Cheikh Hamidou Kane/L'Aventure ambiguë/
Paris, Julliard, 1961. 209 pages
Chapitre II
Les trois autres disciples reprirent en choeur :
— « Qui nourrira aujourd'hui les pauvres disciples ? Nos pères sont vivants et nous mendions comme des orphelins. Au nom de Dieu, donnez à ceux qui mendient pour Sa Gloire. Hommes qui dormez, songez aux disciples qui passent ! »
Ils se turent. Samba Diallo reprit seul :
— « Gens de Dieu, la mort n'est pas cette nuit qui pénètre d'ombre, traîtreusement, l'ardeur innocente et vive d'un jour d'été.
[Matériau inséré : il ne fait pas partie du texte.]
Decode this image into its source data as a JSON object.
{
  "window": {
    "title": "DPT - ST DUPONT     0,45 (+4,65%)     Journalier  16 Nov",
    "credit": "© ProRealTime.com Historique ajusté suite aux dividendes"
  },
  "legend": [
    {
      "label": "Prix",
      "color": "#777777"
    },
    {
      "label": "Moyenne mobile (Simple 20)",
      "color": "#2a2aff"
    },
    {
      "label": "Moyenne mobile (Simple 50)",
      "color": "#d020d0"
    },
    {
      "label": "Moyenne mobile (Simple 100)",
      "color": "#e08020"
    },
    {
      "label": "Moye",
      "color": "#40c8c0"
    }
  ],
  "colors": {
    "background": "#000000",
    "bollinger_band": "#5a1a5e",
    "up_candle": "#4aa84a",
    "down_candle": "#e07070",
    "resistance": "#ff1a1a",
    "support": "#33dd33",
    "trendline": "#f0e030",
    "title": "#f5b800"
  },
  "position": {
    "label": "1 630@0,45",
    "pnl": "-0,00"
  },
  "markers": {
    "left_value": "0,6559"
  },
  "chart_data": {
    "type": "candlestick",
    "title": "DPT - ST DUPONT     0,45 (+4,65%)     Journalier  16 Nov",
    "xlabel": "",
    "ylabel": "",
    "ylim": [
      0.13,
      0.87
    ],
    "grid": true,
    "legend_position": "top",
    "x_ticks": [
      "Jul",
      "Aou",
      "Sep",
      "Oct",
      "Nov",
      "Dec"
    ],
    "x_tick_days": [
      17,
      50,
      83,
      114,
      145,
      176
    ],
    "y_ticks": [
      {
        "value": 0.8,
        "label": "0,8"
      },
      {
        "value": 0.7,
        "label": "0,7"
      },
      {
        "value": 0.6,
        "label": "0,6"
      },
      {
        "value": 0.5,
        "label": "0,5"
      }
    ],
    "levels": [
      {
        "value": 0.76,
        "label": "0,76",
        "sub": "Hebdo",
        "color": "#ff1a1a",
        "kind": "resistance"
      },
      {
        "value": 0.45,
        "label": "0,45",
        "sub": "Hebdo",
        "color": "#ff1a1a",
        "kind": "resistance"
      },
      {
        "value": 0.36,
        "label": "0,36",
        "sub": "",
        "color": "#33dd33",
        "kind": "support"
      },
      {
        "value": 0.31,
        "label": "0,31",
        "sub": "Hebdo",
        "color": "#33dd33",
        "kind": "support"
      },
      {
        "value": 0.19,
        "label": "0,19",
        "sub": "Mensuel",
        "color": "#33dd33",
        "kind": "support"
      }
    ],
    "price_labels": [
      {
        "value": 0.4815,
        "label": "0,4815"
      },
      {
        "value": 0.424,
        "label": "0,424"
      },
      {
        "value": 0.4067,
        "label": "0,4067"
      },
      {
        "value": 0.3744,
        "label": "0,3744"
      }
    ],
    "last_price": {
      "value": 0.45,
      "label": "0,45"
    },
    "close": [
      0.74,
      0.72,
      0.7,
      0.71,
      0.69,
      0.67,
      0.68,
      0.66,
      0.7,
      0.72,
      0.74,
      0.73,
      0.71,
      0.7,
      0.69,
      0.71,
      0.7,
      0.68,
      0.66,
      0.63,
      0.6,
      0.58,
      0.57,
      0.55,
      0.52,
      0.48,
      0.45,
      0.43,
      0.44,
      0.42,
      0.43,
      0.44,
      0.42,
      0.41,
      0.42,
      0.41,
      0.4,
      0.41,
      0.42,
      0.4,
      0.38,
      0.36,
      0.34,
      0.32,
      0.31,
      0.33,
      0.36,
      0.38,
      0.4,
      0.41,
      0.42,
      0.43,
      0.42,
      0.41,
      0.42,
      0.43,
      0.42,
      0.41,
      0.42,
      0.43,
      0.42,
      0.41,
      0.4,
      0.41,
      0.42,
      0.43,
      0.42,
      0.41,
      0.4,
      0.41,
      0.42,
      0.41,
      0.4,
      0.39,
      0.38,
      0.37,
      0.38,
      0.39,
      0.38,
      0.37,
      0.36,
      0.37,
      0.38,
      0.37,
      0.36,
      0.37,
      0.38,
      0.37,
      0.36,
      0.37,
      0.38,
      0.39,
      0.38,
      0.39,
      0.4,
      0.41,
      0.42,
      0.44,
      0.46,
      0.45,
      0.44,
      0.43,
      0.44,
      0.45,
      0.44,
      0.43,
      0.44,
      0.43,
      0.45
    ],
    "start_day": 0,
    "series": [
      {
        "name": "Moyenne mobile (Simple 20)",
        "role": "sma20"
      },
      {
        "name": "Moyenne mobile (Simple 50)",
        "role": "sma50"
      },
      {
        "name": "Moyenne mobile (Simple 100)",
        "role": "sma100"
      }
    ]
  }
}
Elle avertit, puis elle fauche en plein midi de l'intelligence. »
Les trois disciples en choeur :
— « Hommes et femmes qui dormez, songez à peupler par vos bienfaits la solitude qui habitera vos tombeaux. Nourrissez le pauvre disciple ! »
— Gens de Dieu, vous êtes avertis, reprit Samba Diallo. On meurt lucidement, car la mort est violente qui triomphe, négation qui s'impose. Que la mort dès à présent soit familière à vos esprits … »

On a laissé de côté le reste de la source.